First-hand accounts of bravery and adventure from the individuals who embraced the exciting – and dangerous – new world of flying at the start of the First World War. Few are aware of the risks that the pioneering airmen of the First World War took. On a Wing and a Prayer is a narrative history that conveys the perils of those early days, the thrills of learning to fly, and the horrors of war in the air at a time when pilots carried little defensive armament and no parachutes.
The men who joined the Royal Flying Corps in 1914 were the original heroes of flying, treading into unknown territory, and paving the way for later aerial combat.
They became icons for the soldiers in the trenches, and a stark contrast to the hundreds on the ground fighting faceless hundreds as men fought aircraft to aircraft and man to man – for the first time the air became a battlefield of its own.

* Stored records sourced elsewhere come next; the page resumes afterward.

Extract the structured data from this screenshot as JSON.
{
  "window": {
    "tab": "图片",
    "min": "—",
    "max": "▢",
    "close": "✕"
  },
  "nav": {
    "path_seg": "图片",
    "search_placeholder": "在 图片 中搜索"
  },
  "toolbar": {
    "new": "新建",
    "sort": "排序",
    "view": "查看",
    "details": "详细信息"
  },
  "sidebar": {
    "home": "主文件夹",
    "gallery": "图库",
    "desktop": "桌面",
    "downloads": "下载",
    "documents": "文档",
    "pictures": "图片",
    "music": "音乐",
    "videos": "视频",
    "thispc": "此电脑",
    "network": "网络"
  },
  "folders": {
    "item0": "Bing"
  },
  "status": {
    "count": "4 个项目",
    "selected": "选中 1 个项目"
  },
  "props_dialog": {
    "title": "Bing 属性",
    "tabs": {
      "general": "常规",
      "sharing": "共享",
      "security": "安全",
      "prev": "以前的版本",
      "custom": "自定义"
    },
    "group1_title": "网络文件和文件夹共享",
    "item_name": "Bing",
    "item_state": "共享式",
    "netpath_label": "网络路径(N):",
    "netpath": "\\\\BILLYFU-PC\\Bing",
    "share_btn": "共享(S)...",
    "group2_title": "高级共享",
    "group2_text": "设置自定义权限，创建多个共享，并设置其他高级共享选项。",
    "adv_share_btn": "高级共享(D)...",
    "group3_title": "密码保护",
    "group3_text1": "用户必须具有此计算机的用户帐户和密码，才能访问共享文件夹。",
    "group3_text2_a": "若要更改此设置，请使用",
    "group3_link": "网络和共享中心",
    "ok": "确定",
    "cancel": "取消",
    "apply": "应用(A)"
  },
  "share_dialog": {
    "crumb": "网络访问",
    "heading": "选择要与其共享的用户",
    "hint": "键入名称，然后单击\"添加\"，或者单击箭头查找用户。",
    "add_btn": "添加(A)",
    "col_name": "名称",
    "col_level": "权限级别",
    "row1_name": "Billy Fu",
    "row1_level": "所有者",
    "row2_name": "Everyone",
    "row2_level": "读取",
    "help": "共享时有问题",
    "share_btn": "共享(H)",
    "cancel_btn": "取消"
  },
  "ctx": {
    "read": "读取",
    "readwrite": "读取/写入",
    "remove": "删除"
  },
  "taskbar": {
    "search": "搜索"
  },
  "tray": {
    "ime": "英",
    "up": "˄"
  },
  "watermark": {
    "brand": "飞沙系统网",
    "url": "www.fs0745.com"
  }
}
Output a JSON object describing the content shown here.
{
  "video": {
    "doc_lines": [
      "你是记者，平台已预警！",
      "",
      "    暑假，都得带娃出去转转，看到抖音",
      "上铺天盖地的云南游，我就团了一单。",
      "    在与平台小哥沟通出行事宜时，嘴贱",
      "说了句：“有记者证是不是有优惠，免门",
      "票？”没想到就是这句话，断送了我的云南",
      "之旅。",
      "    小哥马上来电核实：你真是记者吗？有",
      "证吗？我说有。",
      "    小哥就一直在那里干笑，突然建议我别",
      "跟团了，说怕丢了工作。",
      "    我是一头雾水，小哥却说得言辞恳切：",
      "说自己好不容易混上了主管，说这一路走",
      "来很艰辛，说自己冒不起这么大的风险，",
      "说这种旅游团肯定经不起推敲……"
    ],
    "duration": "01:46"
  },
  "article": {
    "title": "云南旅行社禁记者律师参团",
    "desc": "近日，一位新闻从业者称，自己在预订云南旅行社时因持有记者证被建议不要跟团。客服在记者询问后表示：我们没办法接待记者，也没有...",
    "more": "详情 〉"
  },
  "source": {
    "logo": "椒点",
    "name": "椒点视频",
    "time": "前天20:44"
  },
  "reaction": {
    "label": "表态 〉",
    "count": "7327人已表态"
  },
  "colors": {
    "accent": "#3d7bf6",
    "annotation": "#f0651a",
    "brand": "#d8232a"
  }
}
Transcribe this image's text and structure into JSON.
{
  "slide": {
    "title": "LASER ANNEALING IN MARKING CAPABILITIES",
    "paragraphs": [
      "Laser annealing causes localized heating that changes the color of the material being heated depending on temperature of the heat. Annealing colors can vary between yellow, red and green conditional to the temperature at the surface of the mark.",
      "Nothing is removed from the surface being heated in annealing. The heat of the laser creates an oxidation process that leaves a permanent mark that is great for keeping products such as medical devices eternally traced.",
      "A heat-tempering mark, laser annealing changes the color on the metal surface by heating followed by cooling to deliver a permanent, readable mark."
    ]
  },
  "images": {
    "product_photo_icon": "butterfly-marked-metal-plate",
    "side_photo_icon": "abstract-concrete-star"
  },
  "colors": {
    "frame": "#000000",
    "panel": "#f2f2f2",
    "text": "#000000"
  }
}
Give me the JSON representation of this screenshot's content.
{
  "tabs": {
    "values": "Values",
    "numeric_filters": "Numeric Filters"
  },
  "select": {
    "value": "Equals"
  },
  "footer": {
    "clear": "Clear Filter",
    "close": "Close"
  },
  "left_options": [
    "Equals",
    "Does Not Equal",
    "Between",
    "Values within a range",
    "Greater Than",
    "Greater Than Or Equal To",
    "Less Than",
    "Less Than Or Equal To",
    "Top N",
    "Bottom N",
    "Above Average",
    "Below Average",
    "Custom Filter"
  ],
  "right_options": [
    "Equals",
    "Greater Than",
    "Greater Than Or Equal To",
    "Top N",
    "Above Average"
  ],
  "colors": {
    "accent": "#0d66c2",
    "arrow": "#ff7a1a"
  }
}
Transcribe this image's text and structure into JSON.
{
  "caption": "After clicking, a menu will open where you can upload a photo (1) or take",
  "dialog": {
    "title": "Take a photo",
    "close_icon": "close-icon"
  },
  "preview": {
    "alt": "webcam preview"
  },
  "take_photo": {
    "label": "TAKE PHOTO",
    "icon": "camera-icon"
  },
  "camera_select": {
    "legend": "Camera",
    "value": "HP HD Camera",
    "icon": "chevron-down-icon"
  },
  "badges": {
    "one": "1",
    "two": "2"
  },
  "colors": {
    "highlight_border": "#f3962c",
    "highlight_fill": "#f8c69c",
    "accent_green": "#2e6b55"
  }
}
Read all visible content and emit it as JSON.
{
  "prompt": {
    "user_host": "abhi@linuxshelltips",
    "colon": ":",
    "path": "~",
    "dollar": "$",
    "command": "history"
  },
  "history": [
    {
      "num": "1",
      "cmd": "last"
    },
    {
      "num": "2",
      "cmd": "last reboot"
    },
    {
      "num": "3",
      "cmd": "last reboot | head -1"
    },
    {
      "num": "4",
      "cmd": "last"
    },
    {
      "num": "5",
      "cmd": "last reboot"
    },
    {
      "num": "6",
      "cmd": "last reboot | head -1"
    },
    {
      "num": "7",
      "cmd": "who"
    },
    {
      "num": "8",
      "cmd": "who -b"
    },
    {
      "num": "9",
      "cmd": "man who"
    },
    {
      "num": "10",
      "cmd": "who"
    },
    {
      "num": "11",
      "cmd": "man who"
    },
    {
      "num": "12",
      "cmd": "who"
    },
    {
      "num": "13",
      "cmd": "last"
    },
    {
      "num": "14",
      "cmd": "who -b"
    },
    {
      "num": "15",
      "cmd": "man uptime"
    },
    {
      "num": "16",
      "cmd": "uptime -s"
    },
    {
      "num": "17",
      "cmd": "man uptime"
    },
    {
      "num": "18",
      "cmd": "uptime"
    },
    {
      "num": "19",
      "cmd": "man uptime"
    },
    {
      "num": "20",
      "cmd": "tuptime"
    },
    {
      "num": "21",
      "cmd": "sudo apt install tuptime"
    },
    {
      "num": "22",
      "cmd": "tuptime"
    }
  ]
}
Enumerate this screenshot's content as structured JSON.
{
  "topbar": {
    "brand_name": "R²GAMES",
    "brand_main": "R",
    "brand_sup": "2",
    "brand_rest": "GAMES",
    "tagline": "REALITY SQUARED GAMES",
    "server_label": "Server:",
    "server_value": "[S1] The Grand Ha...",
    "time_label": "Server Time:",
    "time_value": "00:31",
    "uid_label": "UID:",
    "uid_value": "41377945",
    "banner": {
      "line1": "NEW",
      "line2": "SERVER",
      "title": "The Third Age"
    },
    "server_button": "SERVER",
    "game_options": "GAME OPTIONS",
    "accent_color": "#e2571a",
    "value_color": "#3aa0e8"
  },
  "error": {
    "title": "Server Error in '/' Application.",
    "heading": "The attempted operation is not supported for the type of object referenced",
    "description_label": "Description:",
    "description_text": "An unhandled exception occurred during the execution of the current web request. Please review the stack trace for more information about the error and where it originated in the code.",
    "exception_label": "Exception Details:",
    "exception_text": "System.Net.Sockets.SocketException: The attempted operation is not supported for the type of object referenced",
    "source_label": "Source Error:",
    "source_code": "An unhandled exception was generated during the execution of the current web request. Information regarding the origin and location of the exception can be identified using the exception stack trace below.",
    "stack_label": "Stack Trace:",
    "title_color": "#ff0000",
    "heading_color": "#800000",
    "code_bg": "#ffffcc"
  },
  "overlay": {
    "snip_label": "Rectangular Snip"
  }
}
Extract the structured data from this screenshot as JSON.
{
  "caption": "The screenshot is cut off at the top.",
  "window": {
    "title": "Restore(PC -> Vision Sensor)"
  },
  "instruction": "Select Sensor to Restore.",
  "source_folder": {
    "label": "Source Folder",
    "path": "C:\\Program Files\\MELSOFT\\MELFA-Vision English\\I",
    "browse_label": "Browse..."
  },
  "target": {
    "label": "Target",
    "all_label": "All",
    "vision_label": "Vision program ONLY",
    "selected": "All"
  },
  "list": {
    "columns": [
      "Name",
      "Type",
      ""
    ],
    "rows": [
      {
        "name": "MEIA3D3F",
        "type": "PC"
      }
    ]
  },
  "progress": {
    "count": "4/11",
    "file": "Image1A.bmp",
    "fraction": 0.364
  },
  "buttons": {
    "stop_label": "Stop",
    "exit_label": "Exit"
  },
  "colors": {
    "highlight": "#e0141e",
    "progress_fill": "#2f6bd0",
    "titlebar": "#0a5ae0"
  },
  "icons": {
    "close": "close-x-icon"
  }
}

In 1914 aircraft were a questionable technology, used for only basic reconnaissance.
But by 1918, hastened by the terrible war, aircraft were understood to be the future of modern warfare. The war changed flying forever. The Wright brothers' achievements of a mere 10 years earlier and Blériot's crossing of the Channel just a few years before the war seemed a distant memory as aircraft became killing machines – the war becoming the ancestor of the fearsome air wars of later years.
The stories are presented to the reader in a frank and open way, revealing the feelings of the men who defended the trenches from above and witnessed the war from a completely different perspective.
The adventures of these men are almost totally unknown, and this book will tell their story, in their own words, for the first time.
The tale of men who rewrote the rules of military engagement and changed the course of modern history as a result.